Nova Scotia firefighters recount harrowing flood rescue
'You have to put your trust into your training,' says Logan Hope
The hardest night of Brett Tetanish's career as a rural Nova Scotia firefighter started when 911 calls began pouring in at around 1 a.m. on Saturday.
It had been raining and thundering very hard all night in the municipality of West Hants and floodwaters were rising quickly. While out on a call, his crew became stranded on high ground when several bridges were washed away or submerged in the area. He says he's still having a hard time processing what happened that night.
"The fact that we've lost four people is ... we very, very well could have lost many more. But you know, I went home, after two days and no sleep, and I cried with my little girls and my girlfriend for an hour, held my kids."
One of the people Tetanish's Brooklyn Volunteer Fire Department crew rescued was Kimberly Gillingham. She told CBC News the first sign something was wrong at her Ellershouse, N.S., home was when her cat came upstairs wet.
"It's like, 'I know you weren't outside because I have three cats.' And so I went downstairs.... I had two feet of water in my basement," Gillingham said.
"I tried to turn off the electricity and got zapped.
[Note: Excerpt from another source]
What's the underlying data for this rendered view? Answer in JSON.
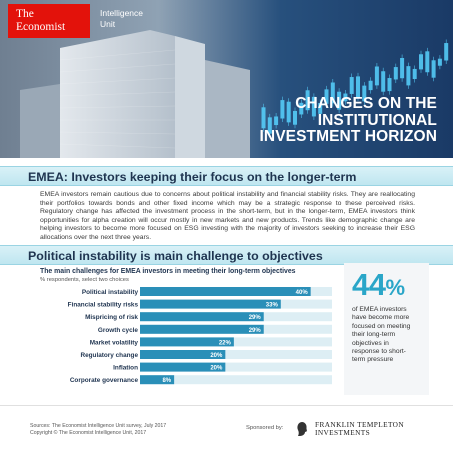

So I turned off the main breaker, went upstairs. All the firemen are out in front of my house trying to figure what to do."
With waters swirling around the house, Tetanish said they put firefighter Logan Hope in an ice water suit and tethered him so he could get inside Gillingham's home without getting swept away.
Hope, 22, said it was the hardest thing he had ever done in his life.
"I grew up in the water. I was a paddling coach for probably five years, competitive kayak and canoe. I'm used to the water.... I dug my feet into the ground as much as I could and I felt the strain of the tether on my back, so I knew that I was going to be OK," he said.
Inside her home, Gillingham prepared to leave.
"I threw up, I was scared," she said. "I grabbed my purse and I put my purse in between my two jackets."
The water was a lot colder than he expected, Hope recalled.
"You have to put your trust into your training at that point," he said.
Gillingham said Hope attempted to look for her medication, but everything was floating around in the water. She said he wrapped his arms around her and they left the house.
'There was so much debris'
"You couldn't stand up in it. There was so much debris ... everybody's firewood and everything from up the road was coming down to our place," Gillingham said.
Then she and Hope got swept away in the floodwater, which she said was nearly a metre deep.
Gillingham said she and Hope both got "beat up pretty bad." She said she lost her engagement ring, her clothes and shoes in the water, but that she managed to keep ahold of her purse and phone — which she said somehow still works.
She said Hope helped keep her calm during the ordeal.
"He says, 'It's going to be all right, Kim. I got you. I got you.' Because, I mean, I was scared to death," she said.
Firefighters were able to pull them out of the water by forming a human chain.
Eventually they were able to get Kim to a hospital. Gillingham found out on Wednesday her leg was broken.
"That'll heal, I'm alive. That's the main thing. And God bless the fireman because he could have been in the same situation as me and I know he got hurt too. His helmet got thrown off and he's all bruised too. I'd imagine, he'd have to be."
She said Hope is her hero and that she'd like to give him a hug. She believes she would be dead had he not come to save her.
'All of us combined saved her life'
Hope says whatever thanks he deserves should be shared by those who were there to help him.
"I know I had her life in my hands, but I had my crew. My crew had my life in their hands, so all of us combined saved her life," Hope said.
"Everybody there was a hero in my opinion. But I'm thankful. I'm just really thankful she's OK."